CloudPets pulled from Amazon and eBay - comment from Webroot
Following today’s news that CloudPets are being pulled from Amazon and eBay due to a cyberrisk, I wanted to share the below comment from David Kennerley, Director of Threat Research at Webroot.
It’s great to see retailers take a stand against poorly designed and configured IoT devices. No matter how innocuous a product may be, if it has ‘smart’ functionality, it becomes a risk that needs to be respected. The fact that in this case the item was a vulnerable child’s toy, brings the importance of this action into sharp focus.
IoT devices have been rapidly embraced by the consumer market and enterprises alike. Having an array of connected devices by their very nature increases the potential attack surface area of the network, that when compromised could grant an attacker access sensitive and highly valuable data. This is the same regardless of whether the device is in a large enterprise or your living room.
Manufacturers of these devices have a responsibility to businesses and customers to ensure that security is built in during the development phase, with appropriate controls in place regarding the processing, storing and transit of end user data, whether remotely or locally.
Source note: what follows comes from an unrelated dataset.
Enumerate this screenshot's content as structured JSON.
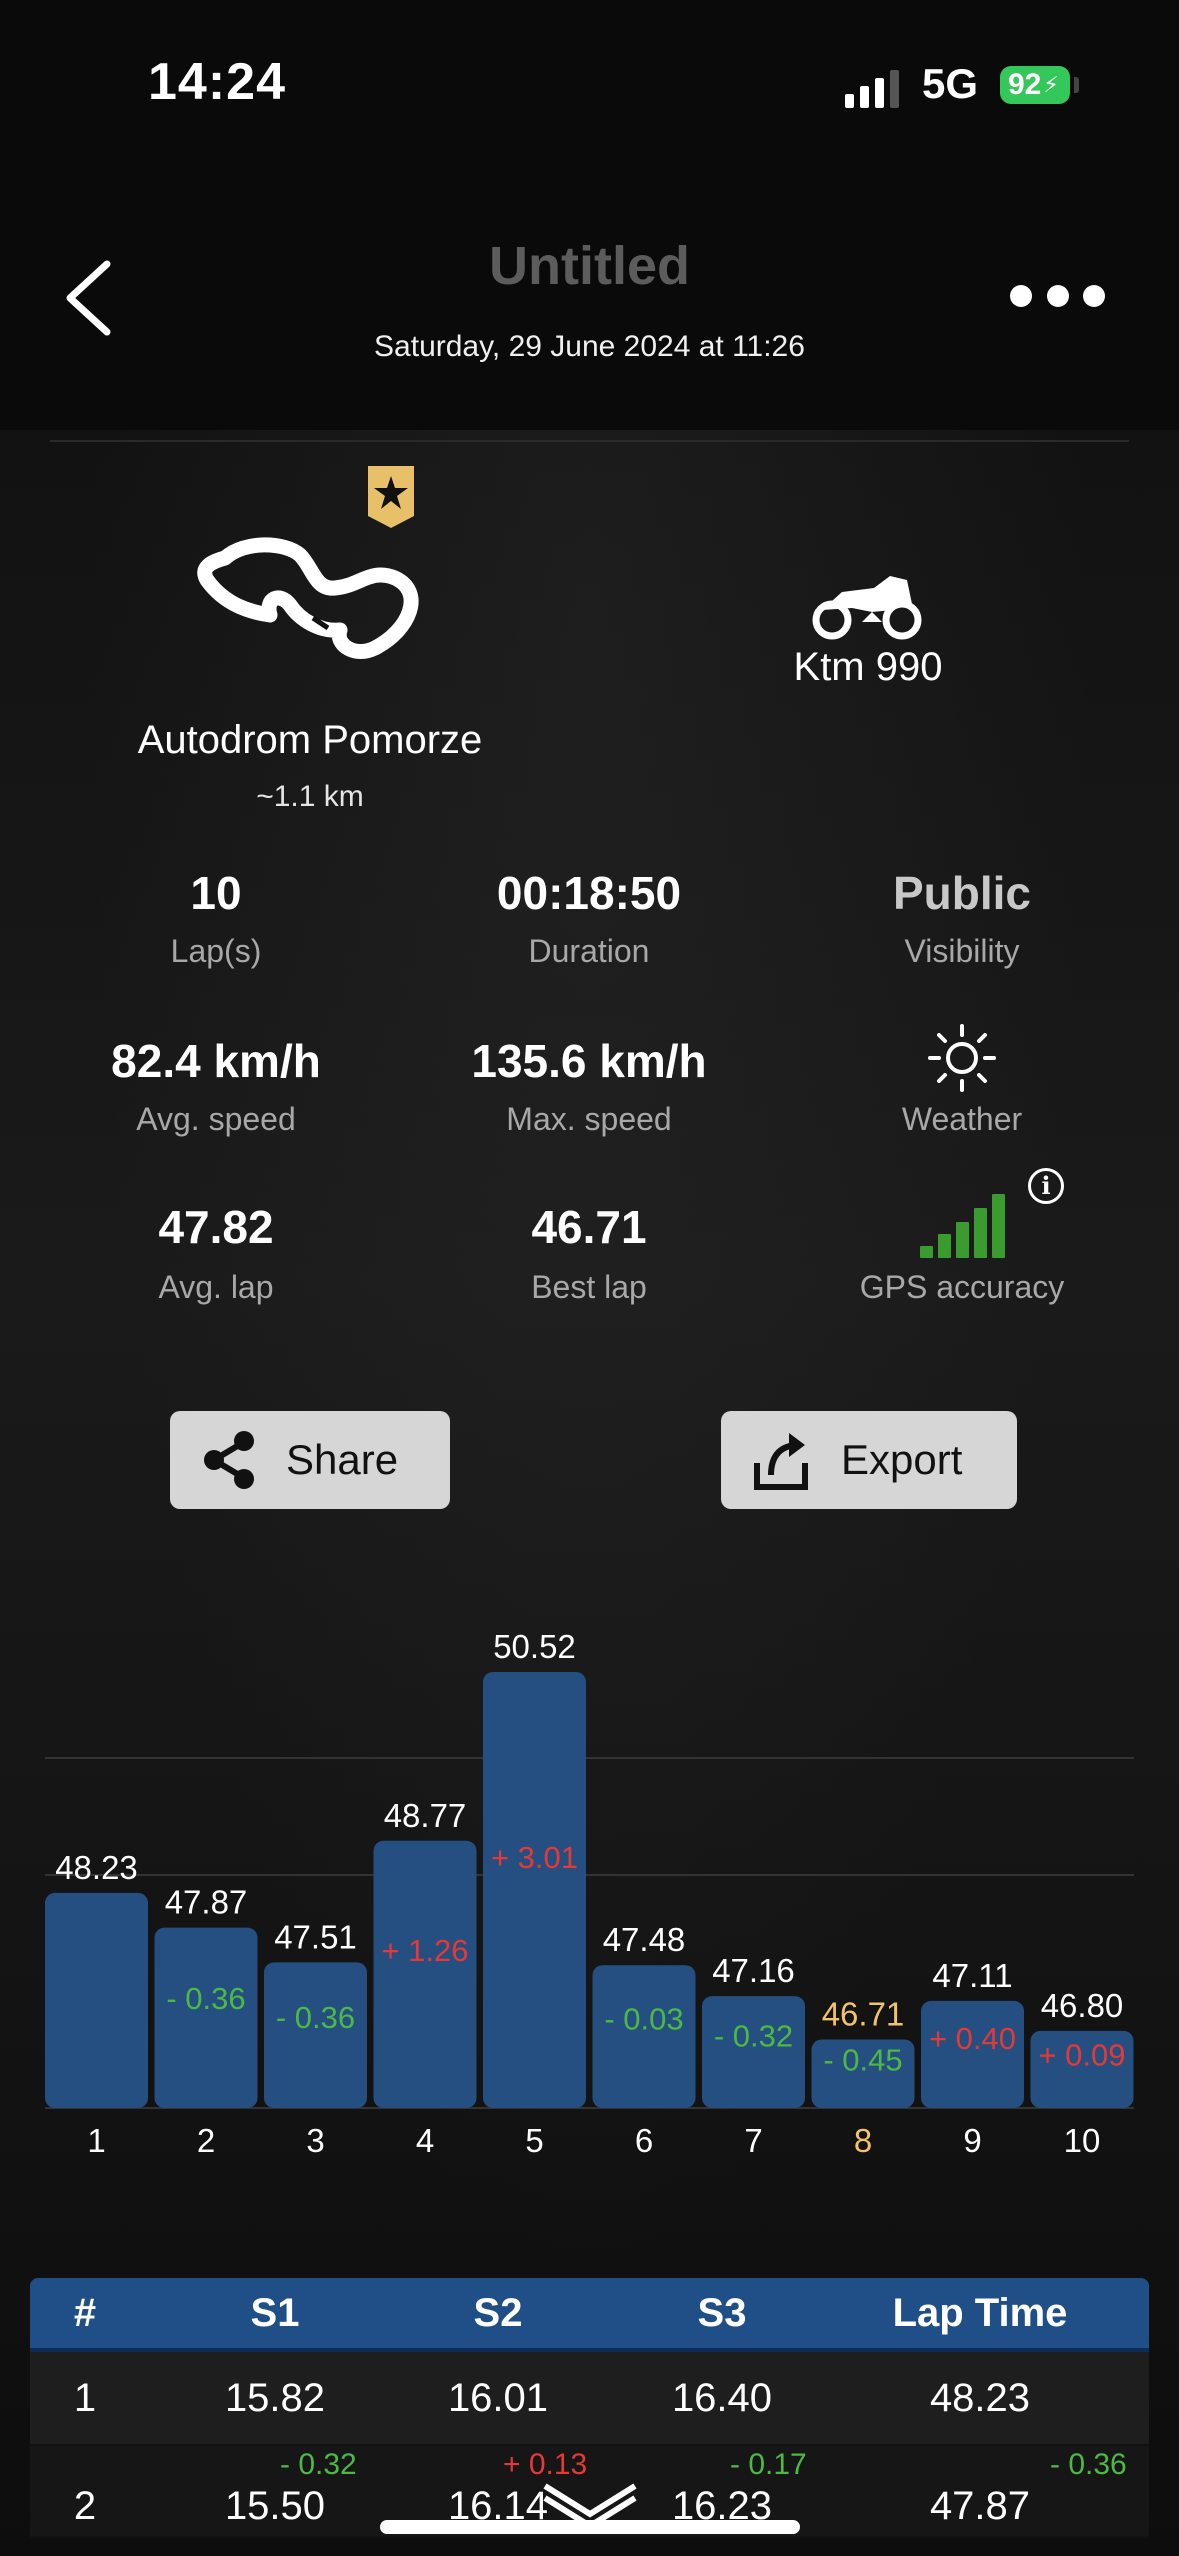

Mechanisms should be implemented that easily allow updates to be applied, while ensuring devices are easy to security harden. For example, enforcing the mandatory changing of default passwords.
End users need to do their research, understanding the security risks associated with a particular IoT product, where possible. Once in place, the maintenance of the device must be prioritised to ensure ongoing resilience. IoT isn’t something you can setup once and forget.